Die Legende ist zurück. Und obwohl alles anders aussieht und die Stimmung im Vergleich zum Ur-Tron deutlich ernster geworden ist, hat der Mega Blockbuster bei genauer Betrachtung noch nicht einmal die Story verändert.
Der anfängliche Hinweis, dass im nun folgen Film aus künstlerischen Gründen nicht alle Szenen in 3D zu sehen sein werden und die Brille bitte trotzdem aufgesetzt bleiben soll, riecht nach fehlendem Selbstvertrauen. Schade, denn der erste Flug der Kamera durch die nächtliche Stadt, vorbei an Wolkenkratzern und durch den Titel, machen Lust auf mehr.
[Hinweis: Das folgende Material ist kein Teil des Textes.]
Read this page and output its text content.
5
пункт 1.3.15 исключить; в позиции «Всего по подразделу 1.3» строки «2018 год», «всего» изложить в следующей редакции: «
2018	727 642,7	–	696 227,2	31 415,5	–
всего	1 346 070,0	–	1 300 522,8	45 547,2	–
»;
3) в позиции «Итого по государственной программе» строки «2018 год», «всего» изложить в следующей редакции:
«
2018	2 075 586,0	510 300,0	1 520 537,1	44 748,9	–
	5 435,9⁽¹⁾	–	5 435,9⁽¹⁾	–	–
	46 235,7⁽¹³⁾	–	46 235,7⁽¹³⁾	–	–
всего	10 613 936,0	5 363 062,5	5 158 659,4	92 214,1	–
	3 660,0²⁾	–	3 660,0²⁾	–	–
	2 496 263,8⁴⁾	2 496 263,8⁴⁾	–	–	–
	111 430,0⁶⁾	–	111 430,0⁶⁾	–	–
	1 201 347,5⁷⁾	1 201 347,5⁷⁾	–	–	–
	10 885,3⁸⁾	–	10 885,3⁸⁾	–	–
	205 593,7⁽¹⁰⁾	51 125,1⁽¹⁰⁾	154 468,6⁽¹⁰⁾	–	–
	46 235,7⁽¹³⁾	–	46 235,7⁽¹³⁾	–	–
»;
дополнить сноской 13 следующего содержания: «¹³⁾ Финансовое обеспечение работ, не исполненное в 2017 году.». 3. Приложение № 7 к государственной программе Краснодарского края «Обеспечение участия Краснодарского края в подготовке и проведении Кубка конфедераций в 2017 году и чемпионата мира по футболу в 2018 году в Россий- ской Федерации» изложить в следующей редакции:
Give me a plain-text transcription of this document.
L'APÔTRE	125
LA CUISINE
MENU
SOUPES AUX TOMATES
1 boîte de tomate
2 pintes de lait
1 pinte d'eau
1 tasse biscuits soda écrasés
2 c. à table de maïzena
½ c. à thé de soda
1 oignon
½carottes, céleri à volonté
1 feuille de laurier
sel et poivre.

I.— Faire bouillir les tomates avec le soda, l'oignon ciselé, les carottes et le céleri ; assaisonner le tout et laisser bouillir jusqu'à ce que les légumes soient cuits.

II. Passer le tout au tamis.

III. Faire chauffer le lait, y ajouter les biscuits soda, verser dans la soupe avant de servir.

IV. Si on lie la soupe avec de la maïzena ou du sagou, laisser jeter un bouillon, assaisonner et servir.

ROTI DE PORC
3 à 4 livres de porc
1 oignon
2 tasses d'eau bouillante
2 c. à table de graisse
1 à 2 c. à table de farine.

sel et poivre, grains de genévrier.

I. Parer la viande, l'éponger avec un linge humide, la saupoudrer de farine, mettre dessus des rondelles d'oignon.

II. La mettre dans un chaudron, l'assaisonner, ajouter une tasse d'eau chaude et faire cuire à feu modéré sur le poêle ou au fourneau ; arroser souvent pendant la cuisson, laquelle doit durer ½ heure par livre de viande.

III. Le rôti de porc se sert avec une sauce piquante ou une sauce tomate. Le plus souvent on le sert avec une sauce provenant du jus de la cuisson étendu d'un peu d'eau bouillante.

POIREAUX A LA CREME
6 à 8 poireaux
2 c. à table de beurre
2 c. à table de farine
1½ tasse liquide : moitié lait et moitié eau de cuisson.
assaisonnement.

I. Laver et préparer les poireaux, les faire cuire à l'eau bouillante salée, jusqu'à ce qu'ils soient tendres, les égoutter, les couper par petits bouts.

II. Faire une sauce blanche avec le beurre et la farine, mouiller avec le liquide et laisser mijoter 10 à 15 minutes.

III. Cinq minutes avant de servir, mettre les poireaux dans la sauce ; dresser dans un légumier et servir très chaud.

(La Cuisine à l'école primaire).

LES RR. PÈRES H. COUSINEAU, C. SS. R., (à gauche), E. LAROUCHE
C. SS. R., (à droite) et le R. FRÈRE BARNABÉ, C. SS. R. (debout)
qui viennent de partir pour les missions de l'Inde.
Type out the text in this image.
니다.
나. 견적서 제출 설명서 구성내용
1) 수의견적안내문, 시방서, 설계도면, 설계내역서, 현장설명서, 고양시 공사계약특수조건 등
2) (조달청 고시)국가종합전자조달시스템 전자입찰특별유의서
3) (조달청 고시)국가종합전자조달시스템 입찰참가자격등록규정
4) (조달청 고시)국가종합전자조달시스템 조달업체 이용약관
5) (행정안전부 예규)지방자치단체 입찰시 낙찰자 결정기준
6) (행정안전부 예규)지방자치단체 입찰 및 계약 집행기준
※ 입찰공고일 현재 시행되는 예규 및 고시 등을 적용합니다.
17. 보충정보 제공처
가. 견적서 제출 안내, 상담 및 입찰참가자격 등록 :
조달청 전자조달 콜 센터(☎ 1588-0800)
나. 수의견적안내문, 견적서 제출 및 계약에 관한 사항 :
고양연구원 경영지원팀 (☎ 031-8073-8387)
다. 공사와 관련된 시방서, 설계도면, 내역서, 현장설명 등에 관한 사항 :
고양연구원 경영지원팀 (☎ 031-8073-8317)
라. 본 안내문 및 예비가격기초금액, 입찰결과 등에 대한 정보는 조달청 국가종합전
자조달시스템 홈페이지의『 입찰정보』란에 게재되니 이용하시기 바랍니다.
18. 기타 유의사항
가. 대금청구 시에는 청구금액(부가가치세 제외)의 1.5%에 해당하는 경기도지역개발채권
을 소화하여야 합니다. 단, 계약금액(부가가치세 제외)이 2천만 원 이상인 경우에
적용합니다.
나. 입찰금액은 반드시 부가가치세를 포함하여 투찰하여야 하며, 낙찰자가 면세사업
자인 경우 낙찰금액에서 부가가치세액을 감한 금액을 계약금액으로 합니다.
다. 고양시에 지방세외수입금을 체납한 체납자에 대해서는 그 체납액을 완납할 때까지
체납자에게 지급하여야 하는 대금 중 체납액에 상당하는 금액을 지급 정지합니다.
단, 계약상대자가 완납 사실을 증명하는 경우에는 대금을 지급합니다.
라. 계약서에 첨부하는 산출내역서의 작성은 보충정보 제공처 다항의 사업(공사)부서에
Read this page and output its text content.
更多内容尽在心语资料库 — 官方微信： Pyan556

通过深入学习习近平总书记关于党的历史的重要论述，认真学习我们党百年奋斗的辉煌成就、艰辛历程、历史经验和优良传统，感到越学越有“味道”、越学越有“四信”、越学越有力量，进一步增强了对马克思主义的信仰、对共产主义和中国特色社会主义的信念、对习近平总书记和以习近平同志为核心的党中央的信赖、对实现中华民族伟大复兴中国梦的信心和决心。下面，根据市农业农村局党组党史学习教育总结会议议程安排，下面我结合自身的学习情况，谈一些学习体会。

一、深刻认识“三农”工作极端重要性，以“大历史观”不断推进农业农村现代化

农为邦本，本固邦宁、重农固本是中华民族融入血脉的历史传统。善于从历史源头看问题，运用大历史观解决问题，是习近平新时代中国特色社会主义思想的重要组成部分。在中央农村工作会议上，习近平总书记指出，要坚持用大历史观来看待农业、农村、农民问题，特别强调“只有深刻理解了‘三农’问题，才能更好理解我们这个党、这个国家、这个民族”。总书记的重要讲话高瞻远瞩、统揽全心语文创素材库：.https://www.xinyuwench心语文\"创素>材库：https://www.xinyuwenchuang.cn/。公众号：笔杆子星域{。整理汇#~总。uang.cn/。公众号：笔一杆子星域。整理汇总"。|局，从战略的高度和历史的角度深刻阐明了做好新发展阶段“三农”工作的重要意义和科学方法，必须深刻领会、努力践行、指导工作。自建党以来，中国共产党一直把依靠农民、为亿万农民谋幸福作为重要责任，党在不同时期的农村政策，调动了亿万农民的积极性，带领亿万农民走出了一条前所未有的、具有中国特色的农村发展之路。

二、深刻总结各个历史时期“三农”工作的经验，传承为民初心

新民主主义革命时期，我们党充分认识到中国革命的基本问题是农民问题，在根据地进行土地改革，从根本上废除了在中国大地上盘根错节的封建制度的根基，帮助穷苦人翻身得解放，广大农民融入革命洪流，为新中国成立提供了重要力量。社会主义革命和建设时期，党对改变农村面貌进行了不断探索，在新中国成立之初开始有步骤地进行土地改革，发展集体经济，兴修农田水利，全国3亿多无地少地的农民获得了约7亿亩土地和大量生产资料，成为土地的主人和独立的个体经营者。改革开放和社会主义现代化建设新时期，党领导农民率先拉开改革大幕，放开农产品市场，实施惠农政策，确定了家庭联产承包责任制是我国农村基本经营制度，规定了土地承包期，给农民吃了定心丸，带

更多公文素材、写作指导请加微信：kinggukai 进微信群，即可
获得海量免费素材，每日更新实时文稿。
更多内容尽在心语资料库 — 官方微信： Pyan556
Bis vor Flynns Haus fliegt die Kamera, wo Flynn (Jeff Bridges) gerade seinem noch kleinen Sohn als gute Nacht Geschichte von seinen bisherigen Abenteuern im „Raster“ erzählt. Freilich gilt diese Erzählung mehr dem Zuschauer und irgendwie klingt das Raster (Grid) nach dem Film MATRIX wie die zweite Wahl, aber bis hierhin ist die Szenerie in Punkto Dreidimensionalität so ziemlich das Beste, was zurzeit machbar ist, genauso wie die Eröffnungsbilder in AVATAR. Dennoch wird schnell klar, dass unsere Realität von nun an zweidimensional sein wird, wohingegen auf dem Raster der 3D Computer wütet. Dialoge bleiben jedoch trotzdem in 2D, vielleicht weil sie manchmal einfach flach sind.
Garrett Hedlund spielt Flynns 27 jährigen Sohn Sam, einen reichen, gespielt indifferenten Einzelgänger. Er gibt ihm während der Einleitung so viel gestellte Coolness, dass es gut tut wenig später endlich Jeff Bridges zu Gesichte zu bekommen. Von dessen Doppelrolle wird auch weitaus mehr verlangt als von Sam und so gibt es neben minimalistischen Styling und vielen Effekten auch Schauspielkunst zu bestaunen. Bridges alias Flynn existiert als der verschwundene Vater von Sam und auch als das von ihm selbst geschaffenes Programm Clu, wie im ersten Teil. Auch die meisten Fahrzeuge wurden aus dem ersten TRON übernommen, sofern man das so nennen darf, denn was damals mit simpelster Computergrafik und Zeichentrick gemalt wurde ist heute voll funktionstüchtige, fotorealistische CGI, die im Vergleich zu damals gleich doppelt dreidimensional wirkt. Gerade bei der Beibehaltung dieses schön eigenwilligen Settings mit seinen fliegenden Klammern und gerasterten Oberflächen, deren Ursprung noch im ersten Versuch liegt, sich eine Welt in einem Computer voller Bits und Bytes vorzustellen, hätte man erwartet auf mehr „programmatische“ Aha Erlebnisse zu stoßen. Die Programme in TRON: LEGACY sind hingegen eher pragmatisch, wenig spektakulär und können zum komplexen Thema Spiel nicht mehr beitragen als Zuschauer in einer Arena zu sein, als wäre dies TOTAL RECALL. Die Ausnahme stellt vielleicht das Programm Zuse dar, dass leider überhaupt nicht hält was es verspricht und sich zu einer hohlen Imitation einer bekannten Figur aus MATRIX stilisiert.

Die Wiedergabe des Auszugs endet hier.